One example that maybe didn’t work out quite as planned just hit the news.
A customer service bot for WestJet, a regional airline in Canada, sent a customer to a suicide prevention line after a happy review that somehow triggered a flag for depression.
But this is increasingly important for military and defense industries as well.
The U.S. military recently confirmed that a reaper drone took down an aerial target in the first-ever air-to-air “kill.” And while drones are currently remotely controlled, the “Air Force wants to leverage artificial intelligence, automation and algorithmic data models to streamline opportunities for airmen watching drone feeds.”
You can bet the AI used here is soon going to go beyond watching.

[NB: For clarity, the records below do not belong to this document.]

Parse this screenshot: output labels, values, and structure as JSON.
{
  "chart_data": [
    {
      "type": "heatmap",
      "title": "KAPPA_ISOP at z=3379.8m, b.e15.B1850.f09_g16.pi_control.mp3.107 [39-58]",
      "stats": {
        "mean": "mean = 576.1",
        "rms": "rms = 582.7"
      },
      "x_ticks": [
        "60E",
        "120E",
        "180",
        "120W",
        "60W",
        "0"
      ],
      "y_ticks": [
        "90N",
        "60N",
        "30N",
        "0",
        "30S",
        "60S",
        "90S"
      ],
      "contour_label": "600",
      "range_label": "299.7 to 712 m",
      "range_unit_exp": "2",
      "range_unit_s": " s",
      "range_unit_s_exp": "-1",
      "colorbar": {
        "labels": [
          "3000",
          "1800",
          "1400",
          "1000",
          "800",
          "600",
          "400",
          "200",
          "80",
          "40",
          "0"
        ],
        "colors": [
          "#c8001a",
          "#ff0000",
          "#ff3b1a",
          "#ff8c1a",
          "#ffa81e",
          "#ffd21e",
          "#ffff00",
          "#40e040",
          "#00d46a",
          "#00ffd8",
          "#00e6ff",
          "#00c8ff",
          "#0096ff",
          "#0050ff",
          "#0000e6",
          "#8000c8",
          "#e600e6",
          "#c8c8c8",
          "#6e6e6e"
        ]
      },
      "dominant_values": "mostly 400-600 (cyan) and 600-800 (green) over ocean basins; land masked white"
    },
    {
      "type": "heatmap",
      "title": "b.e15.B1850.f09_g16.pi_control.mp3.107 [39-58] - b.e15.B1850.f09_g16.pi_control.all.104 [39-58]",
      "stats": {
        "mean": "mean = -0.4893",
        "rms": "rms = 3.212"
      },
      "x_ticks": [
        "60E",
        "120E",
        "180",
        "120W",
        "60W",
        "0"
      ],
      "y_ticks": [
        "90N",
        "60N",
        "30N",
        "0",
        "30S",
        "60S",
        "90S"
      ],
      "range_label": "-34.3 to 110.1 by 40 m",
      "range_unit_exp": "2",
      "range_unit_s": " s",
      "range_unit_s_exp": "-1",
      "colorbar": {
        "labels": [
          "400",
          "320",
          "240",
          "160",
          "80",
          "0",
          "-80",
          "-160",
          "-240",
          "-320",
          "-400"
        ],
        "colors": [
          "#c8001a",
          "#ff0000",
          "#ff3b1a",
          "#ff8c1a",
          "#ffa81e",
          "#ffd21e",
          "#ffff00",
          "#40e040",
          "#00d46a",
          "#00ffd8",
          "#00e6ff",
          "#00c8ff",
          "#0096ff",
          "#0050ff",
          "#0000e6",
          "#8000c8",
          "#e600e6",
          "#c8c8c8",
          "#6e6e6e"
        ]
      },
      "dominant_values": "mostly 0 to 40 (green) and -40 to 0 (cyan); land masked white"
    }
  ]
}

The U.S. is currently one of three countries that were vocally in favor of “killer robots” at a recent United Nations meeting. One of the reasons: international law could be programmed into the drones.
Others are not so sure that this would be successful.
But even in the non-military world, there are sufficient areas where AI will get involved — hiring, for instance — that bias could do significant harm. That’s something we need to watch out for, but it’s challenging because in many cases the reasons why an AI system makes a decision is opaque. There’s little explanation for why a decision was made.
That could soon change.
“The ability to understand how AI makes decisions builds trust and enables effective human oversight,” said Yinyin Liu, head of data science for Intel AI Products Group. “For developers and customers deploying AI, algorithm transparency and accountability, as well as having AI systems signal that they are not human, will go a long way toward developing the trust needed for widespread adoption.”
One effort to make that happen is the Explainable AI (XAI) project, which aims to make the reasons for an AI system’s judgement more clear.
Sponsoring the project?
DARPA … the U.S. Defence Advanced Research Projects Agency.